Goldman Sachs Sees Downside Risks for Emerging Markets in 2017

  • Local-currency bond rally to slow, the bank said in report
  • Chile peso, South Africa rand poised to rally: Goldman Sachs

What to Watch for in Emerging Markets

Investing in emerging markets will be trickier in 2017, says Goldman Sachs Group Inc.

The New York-based bank laid out its expectations for developing nations in a report Friday. Below are some of the highlights.

1. Downside risks have increased after Donald Trump won the U.S presidential election, which means a rally in local-currency bonds so far this year is unlikely to be repeated, Goldman Sachs said. Still, investors may want to bet on currencies that are less exposed to protectionist trade policies. The bank recommends going long Brazil’s real versus iron ore. Chile’s peso and South Africa’s rand may also appreciate “significantly” in 2017 and the nations’ current-account deficit may shrink next year.

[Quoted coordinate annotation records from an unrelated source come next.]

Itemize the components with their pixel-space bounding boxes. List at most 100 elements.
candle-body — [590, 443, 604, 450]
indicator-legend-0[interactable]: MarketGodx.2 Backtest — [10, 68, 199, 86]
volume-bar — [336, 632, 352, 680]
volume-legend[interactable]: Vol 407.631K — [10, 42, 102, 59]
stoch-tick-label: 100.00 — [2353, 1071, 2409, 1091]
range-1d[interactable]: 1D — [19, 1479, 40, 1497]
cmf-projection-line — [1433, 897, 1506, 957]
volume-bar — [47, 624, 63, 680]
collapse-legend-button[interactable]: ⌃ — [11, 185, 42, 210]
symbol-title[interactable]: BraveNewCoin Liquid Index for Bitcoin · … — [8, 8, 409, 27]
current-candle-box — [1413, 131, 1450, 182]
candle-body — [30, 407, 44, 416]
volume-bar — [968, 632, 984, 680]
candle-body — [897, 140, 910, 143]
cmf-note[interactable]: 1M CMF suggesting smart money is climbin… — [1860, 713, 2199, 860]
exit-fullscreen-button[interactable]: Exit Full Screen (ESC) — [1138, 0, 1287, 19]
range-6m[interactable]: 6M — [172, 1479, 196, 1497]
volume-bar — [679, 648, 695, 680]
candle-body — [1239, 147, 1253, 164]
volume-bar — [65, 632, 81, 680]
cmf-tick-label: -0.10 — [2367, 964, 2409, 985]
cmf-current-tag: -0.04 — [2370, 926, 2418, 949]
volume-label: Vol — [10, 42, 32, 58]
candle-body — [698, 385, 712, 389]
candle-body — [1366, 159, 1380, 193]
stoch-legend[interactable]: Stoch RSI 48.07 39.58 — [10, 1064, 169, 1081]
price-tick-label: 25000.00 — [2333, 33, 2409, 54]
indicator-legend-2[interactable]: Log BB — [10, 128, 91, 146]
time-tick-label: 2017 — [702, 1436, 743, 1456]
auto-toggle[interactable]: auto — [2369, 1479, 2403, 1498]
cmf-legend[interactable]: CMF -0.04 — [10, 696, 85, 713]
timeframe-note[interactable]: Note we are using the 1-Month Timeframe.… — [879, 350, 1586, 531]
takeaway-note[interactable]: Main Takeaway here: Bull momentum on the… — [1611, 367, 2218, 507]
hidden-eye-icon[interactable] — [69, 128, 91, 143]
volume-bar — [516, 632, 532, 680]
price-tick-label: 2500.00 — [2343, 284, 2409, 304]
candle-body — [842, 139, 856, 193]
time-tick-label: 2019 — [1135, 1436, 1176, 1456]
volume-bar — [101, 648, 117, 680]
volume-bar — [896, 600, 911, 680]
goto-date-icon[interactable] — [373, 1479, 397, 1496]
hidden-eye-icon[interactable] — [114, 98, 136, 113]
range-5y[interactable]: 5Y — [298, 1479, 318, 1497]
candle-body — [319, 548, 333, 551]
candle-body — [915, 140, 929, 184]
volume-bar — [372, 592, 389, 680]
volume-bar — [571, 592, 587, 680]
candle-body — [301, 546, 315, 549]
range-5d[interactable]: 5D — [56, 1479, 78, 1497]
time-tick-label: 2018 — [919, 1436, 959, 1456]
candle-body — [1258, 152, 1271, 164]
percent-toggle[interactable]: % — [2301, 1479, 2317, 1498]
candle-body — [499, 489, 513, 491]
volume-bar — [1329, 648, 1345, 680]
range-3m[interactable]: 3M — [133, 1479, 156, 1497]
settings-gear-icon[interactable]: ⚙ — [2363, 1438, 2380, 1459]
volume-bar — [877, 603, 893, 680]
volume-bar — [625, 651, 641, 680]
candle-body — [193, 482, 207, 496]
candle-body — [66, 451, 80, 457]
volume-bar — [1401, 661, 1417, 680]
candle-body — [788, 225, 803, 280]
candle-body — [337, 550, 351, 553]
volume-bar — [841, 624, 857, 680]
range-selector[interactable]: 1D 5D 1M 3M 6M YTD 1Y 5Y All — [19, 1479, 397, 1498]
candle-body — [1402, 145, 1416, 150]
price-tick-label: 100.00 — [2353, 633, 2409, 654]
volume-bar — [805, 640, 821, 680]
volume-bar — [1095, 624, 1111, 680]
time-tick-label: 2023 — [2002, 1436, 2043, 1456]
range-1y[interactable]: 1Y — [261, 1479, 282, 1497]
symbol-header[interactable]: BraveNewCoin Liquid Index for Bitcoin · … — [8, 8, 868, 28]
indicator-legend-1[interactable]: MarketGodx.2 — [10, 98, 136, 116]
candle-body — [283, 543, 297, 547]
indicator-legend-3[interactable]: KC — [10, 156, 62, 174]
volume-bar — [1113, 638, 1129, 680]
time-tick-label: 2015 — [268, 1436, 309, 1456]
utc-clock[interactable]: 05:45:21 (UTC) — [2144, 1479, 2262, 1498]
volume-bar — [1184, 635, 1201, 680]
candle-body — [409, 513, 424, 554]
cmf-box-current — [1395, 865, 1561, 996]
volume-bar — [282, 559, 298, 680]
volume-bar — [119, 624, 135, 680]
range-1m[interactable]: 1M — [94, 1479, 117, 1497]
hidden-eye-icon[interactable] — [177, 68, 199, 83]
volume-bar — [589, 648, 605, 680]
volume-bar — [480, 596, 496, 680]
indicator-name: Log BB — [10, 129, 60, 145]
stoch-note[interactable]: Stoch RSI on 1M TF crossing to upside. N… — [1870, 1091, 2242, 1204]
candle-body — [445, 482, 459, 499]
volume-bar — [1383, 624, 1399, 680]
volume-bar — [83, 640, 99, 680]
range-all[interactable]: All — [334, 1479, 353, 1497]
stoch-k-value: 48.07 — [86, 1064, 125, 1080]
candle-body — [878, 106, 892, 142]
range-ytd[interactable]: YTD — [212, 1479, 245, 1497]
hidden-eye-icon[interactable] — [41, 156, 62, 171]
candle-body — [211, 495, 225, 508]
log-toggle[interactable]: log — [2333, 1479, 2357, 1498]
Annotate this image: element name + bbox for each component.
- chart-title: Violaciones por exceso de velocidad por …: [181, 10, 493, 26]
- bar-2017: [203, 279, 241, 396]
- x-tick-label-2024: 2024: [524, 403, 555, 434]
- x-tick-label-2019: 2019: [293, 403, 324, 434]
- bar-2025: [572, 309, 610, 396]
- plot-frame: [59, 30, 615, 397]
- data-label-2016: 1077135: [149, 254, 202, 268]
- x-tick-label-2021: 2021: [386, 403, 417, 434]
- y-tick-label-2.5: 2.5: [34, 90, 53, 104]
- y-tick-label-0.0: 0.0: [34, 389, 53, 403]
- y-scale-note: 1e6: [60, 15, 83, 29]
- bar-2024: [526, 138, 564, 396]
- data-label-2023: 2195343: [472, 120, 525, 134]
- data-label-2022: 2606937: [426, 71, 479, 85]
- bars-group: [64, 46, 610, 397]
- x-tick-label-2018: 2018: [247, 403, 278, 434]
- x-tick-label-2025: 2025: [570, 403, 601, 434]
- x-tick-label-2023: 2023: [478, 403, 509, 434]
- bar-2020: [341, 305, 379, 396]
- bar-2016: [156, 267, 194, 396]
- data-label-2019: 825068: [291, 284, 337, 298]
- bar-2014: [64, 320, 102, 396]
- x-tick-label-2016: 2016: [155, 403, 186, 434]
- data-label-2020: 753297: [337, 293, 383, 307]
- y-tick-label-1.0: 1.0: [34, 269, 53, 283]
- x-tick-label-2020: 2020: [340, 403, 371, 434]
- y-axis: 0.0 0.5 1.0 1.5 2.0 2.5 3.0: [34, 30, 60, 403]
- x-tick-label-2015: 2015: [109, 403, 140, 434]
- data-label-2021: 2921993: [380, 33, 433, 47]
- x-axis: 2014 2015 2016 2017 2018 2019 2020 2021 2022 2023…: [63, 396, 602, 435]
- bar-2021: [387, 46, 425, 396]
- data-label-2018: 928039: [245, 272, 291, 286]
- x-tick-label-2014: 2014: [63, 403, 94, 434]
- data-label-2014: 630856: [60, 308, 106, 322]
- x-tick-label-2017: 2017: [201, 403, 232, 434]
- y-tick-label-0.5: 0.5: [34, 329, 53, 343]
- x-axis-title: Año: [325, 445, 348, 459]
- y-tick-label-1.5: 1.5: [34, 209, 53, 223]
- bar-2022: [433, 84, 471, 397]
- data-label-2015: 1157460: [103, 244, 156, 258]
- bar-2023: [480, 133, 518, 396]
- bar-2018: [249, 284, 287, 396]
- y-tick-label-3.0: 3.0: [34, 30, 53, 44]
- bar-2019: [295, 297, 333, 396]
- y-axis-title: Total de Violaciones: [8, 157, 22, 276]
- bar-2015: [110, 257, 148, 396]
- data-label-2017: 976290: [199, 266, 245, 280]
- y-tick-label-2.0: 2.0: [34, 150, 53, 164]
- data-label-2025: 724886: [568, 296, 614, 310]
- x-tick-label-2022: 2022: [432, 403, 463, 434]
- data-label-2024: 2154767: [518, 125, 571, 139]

2. Turkey’s lira and Malaysian ringgit may not fare as well as Goldman Sachs expects to see “discontinuous foreign exchange depreciation if we see a proper rates tantrum over the next 12 months.”

3. Stability in China is Goldman Sachs’s baseline scenario, but it never hurts to hedge. In addition to shorting the onshore yuan directly, the bank said it makes sense to protect against risks in low-yielding Asian currencies like the South Korean won, Malaysian ringgit and the Singapore dollar.

4. Goldman Sachs said investors should brace for oil-related shocks in the short term and the risk of higher interest rates in the long run. On the bright side, the bank said corporate earnings across developing nations should increase.